Anatomy of the Solution

Considering the widespread success of STIX/TAXII, as well as all of the above established formats and APIs, it’s clear that a standardized, transparent, well-documented, and well-governed approach to collectively detecting threats is crucial to encouraging adoption and continued development efforts.

The information sharing solution should be able to fill the gaps of emerging threat detection, while integrating well with the aforementioned threat sharing ecosystem, so we can avoid reinventing the wheel. Additionally, enabling the user community and vendors to leverage their existing cybersecurity investments rather than rebuilding or adopting new ones, and then growing from there, provides the greatest possible support to the overall objectives.

A fantastic solution to guarantee openness and transparency is to have an open-source implementation, which can be a focal point for a pragmatic approach with a practical tool used to test for compatibility and compliance with the various standards and implementations. One which is not a toy, but is production ready. One where every involved party (vendors, customers) can study every detail and line of code.

In the spirit of supporting open-source transparency, the APIs can be documented in a standard manner, for example using OpenAPI format, enabling faster evolution and validation of automated test suites.

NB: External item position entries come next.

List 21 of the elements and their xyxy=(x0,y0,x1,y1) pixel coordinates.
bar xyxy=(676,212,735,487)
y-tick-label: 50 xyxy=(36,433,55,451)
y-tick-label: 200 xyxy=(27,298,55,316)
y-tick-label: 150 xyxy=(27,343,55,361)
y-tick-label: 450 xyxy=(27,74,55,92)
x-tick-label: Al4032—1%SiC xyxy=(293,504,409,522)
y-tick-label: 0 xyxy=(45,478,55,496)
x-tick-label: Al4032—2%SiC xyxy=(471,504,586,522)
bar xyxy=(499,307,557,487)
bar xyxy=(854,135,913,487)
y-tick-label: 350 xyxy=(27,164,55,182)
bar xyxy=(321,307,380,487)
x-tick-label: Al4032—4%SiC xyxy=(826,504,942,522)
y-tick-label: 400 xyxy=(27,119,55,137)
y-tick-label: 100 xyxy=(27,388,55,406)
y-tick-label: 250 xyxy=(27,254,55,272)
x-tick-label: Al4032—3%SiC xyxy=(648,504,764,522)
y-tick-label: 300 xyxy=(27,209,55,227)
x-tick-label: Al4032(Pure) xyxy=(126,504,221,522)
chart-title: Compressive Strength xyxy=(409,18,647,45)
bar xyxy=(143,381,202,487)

Additionally, ‘Sample’ clients could be provided demonstrating how to consume the APIs with the most common programming languages, in order to accelerate adoption and lower development costs.

A mechanism to share events or indicators without violating the privacy or secrecy of the data must be provided. Potentially, Differential Privacy can be considered to let contributors share more details, like what specific internal victims look like, but without revealing their true identities. The APIs and the system should enable machines to interact automatically with each other, without fear of information leakage, and when matches are detected, enable further investigations to be initiated upon the operator’s confirmation.

The main goal of the proposed solution is to detect new or previously unknown threats by being able to observe them among different sites belonging to different peers / contributors / companies. But this is not just a theoretical exercise or wishful thinking. Nozomi Networks is committed to driving and delivering just such an open source project with these objectives in mind. More details will be coming in 2022, and now we are actively engaging vendor and community involvement in this open framework and open API initiative. Reach out to us if you are interested in being part of the process.

Conclusions

As we have seen here, intelligence and knowledge sharing is a complex topic with interesting standards that solutions stand ready to use, today, to enable a central body to receive intelligence from a diverse set of contributors. Successful solutions in this area use open standards, with plenty of code and examples that are freely available for vendors to implement.

On the other hand, complex automatic or semi-automatic coordination between peers to detect emerging threats, while preserving privacy is a less explored area with no real standards, exchange formats, or APIs, but we have illustrated a potential approach to fill those gaps.

Nozomi Networks will be contributing a major open source project along the lines of this described approach and we expect to have broad industry participation and adoption that can accelerate the feasibility of security information sharing and data normalization across vendors for the benefit of everyone (except the attackers!).